Since I last wrote, it’s all gone a bit apocalyptic.

Arsenal have crashed out of the Champions League in humiliating fashion and slid down the Premier League table so that qualification is an outside shot at best.

So it falls to the FA Cup, so often denigrated in word by fans and in deed by managers with eyes on bigger prizes, to salvage the season.

However, given the uncertainty regarding the manager’s future its significance is potentially greater then the recent status of satisfying commiseration.

Quite apart from the fact that a tournament victory would partially fulfil the desire most Gooners have for Arsene to leave with his head held high, it would take on a genuinely historic quality.

If it is, as many suspect and significant numbers hope, time for Le Boss to take his imperfect genius to pastures new, it almost certainly will be without the first historic Champion’s League for Arsenal or a league title in a third separate decade.

The FA Cup, however, gives him an opportunity to write himself into the record books with almost indelible ink. Should it arrive on the red side of North London again this year, it would again return the club to the outright lead in FA Cup Final wins.

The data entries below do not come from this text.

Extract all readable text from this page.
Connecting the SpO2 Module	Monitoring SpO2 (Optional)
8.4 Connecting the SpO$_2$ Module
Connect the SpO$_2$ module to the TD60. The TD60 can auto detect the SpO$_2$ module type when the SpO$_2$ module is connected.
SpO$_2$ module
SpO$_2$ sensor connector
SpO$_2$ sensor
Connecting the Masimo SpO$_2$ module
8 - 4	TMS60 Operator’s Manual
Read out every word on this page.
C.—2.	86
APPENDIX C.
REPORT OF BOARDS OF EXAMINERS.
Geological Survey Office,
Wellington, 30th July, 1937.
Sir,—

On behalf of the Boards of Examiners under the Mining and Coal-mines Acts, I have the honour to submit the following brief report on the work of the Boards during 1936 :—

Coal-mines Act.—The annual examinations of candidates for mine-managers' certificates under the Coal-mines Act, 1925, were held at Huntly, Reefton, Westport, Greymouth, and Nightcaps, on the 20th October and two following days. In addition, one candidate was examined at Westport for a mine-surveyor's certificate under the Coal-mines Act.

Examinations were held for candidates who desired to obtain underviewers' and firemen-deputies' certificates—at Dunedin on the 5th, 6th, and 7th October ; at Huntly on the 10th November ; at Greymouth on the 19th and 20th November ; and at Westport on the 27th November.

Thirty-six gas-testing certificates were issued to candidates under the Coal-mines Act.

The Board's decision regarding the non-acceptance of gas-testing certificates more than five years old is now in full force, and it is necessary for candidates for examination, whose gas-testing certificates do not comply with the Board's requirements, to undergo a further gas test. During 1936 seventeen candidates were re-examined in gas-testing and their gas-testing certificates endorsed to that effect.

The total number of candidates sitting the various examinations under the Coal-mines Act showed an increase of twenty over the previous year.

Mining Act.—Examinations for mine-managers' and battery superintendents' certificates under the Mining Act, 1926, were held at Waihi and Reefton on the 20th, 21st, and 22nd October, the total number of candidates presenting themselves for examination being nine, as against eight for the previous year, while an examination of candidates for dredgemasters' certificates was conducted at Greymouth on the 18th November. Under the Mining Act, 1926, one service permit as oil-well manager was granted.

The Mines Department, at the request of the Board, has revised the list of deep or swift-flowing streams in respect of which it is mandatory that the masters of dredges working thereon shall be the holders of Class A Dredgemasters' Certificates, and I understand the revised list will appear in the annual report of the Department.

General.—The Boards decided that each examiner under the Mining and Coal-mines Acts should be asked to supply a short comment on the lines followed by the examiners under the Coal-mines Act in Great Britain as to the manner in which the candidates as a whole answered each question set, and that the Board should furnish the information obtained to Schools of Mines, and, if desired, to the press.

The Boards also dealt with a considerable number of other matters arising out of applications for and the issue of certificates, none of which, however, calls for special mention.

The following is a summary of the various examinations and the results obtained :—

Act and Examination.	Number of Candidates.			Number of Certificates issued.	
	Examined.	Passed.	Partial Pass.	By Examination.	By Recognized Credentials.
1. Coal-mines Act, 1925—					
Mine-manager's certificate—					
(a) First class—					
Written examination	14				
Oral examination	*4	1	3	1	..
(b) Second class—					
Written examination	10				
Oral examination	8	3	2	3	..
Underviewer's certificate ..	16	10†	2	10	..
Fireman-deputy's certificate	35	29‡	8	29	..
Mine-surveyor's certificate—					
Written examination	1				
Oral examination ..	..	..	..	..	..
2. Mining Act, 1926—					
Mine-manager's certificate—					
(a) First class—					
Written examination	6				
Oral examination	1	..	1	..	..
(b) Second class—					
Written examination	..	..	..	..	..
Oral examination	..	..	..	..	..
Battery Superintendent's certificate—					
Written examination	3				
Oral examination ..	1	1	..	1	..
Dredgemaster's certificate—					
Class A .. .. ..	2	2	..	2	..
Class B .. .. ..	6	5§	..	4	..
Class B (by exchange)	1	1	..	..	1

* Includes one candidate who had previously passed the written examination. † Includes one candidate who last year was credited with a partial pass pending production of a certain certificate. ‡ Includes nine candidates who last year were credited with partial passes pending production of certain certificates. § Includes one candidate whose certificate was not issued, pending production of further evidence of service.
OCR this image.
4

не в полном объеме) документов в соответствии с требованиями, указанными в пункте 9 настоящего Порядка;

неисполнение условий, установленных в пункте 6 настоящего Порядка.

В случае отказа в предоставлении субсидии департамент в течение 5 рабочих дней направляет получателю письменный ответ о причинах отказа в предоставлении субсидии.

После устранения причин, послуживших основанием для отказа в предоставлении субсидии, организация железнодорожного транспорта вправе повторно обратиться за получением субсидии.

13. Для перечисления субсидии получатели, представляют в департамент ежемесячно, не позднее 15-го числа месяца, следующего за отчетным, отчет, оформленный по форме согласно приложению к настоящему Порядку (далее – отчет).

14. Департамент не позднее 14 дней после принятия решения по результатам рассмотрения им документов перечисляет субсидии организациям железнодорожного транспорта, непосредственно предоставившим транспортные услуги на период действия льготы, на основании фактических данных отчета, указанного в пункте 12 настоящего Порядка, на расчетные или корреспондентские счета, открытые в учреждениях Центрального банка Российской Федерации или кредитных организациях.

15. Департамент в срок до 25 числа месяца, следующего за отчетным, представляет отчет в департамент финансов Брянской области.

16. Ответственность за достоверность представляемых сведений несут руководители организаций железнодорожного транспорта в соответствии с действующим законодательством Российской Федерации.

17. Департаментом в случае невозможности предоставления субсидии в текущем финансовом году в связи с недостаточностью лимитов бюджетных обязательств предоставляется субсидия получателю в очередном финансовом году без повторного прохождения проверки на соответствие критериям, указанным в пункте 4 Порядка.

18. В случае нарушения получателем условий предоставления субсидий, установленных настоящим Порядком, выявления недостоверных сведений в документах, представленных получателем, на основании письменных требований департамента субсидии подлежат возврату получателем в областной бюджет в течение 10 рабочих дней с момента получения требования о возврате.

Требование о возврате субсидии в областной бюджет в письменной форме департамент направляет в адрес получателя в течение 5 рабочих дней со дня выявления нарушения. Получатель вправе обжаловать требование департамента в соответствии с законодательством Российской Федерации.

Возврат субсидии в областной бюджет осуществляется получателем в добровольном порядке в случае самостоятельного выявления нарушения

More significantly, though it would take Wenger to the outright ownership of the record he already shares., that of most FA Cup wins as a manager. It would also draw him level with the individual with the most FA Cup winners medals, former protégée Ashley Cole.

arsene wenger fac up
AFP PHOTO / LEON NEAL

Given that Wenger’s only FA Cup rival, George Ramsey, has been dead for 82 years and won his trophies between 1887 and 1920, his record is already a standalone in the current format. But for a man so steeped in football history, the idea of being able to marry his record unbeaten season with becoming the most successful manager in the world’s oldest continuous competition must be very alluring.

As has been said elsewhere, this is a man disinterested in monuments (and surely the Emirates is already his statue). But he is a man who loves the thought of setting a new standard. It is clear to see that the Invincible season still gives him immense pride and pleasure, and to set another benchmark incredibly unlikely to ever be surpassed would be a very appropriate way to bow out, even if it doesn’t quite match the dream.

Of course, not every scenario that could play out is a positive one. Should we, say, lose the Final to Spurs or in the usual manner to Chelsea, the eras end could be defined in the same games but in a much darker light.

As such, much as Wenger is invariably unwilling to think about legacies, he and his charges should invest some thought in the era defining potential that the rest of this season’s competition has.